Cosa prevede da qui a fine anno? Ci sarà il rally?
“Non vedo grandi rally. A novembre i giapponesi inizieranno a portare a casa un po’ di profitti perché l’anno per loro si conclude prima per cui ci sarà qualche titolo che si ridimensionerà. Forse a dicembre qualcuno darà una spintarella. Ma da qui a fine anno saremo tra + 5 e + 10 o al massimo tra -5 e -10, ma in un anno come questo che è andato bene per tutti quelli che hanno fatto le cose giuste la conclusione sarà più che decorosa”.

Si ricorda Apple? L’anno scorso crollava e tutti scappavano parlando di bolla. Oggi è su nuovi massimi, non è che la bolla è ora?  Lei se non sbaglio aveva comprato su quella caduta…
“Sì, ma non azioni, avevo comprato i bond. Non ne so granché perché è un titolo sul quale non abbiamo fatto studi, avevamo preso il bond perché rendeva quasi il 3%, ma non vedo bolle e non vedo problemi particolari. Vedo che l’America è sempre più cattiva nel punire i titoli quando bucano le previsioni anche di solo un centesimo, ma è anche generosissima sulle positività, come con Tesla in questi giorni. Apple però resta fantastica”.

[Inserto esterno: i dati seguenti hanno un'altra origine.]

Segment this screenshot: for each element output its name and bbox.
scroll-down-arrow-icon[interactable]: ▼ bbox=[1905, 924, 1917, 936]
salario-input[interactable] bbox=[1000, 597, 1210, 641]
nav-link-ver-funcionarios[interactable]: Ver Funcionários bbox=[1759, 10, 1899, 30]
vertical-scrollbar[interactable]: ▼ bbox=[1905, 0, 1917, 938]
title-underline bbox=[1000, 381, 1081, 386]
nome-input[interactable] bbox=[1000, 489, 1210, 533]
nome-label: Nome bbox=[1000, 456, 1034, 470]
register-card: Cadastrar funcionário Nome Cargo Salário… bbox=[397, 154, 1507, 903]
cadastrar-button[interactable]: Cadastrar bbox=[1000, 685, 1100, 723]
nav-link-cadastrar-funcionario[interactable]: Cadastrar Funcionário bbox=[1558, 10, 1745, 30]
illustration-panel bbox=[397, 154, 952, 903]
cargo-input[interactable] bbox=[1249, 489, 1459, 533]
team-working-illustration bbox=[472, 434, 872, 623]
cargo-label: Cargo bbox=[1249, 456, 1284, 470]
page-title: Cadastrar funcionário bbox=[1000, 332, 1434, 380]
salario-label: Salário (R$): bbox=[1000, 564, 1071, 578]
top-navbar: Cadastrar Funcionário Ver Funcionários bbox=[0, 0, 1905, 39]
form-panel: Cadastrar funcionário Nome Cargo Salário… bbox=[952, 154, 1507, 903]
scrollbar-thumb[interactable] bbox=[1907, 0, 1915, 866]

A proposito di bolle, lei su Tesla era molto scettico…
“Sì sì, su Tesla resto molto scettico, infatti da quei tempi è scesa molto. Non può valere quello che capitalizza, secondo me.”

Concludiamo con l’Italia, 8 anni fa nel pieno della crisi, un imprenditore comprò una pagina del Corriere scrivendo “compriamo il nostro debito”, con il Btp che rendeva il 7% pochi lo ascoltarono. Oggi che vale l’1%, perché siamo senza Salvini, tutti comprano, non è che siamo in un’altra bolla?
“Uno degli effetti è la liquidità. Purtroppo, il suo ragionamento parte da una Italia scassata, malmessa, distrutta ecc. il mio parte da una sana, laboriosa, produttiva che comunque un po’ cresce. Negli ultimi anni, guardi cosa è successo con la Turchia, con il Brasile, con la Russia, tanti altri paesi più grandi e più piccoli dell’Italia hanno dato delle sorprese prima positive poi negative, l’Italia no. L’Italia è un diesel, che va. Piano ma va. Per cui secondo me il mercato oggi, al di là della situazione politica che per fortuna si è risanata e non credo che queste elezioni in Umbria possano cambiarla, continua a premiarla. Io credo che oggi come oggi cominci ad essere premiata questa resilienza del sistema Italia che comunque è criticato da molti ma sta sempre lì. A lei che ama tanto la musica, questa volta la metafora gliela trovo io, come dice quel cantante?”

Vasco?
“Sì proprio la canzone di Vasco, “Io sono ancora qua”. Questa è l’Italia”.

Ci vediamo per fine anno?
“Certo, le mie idee sul 2020 sono già pronte”.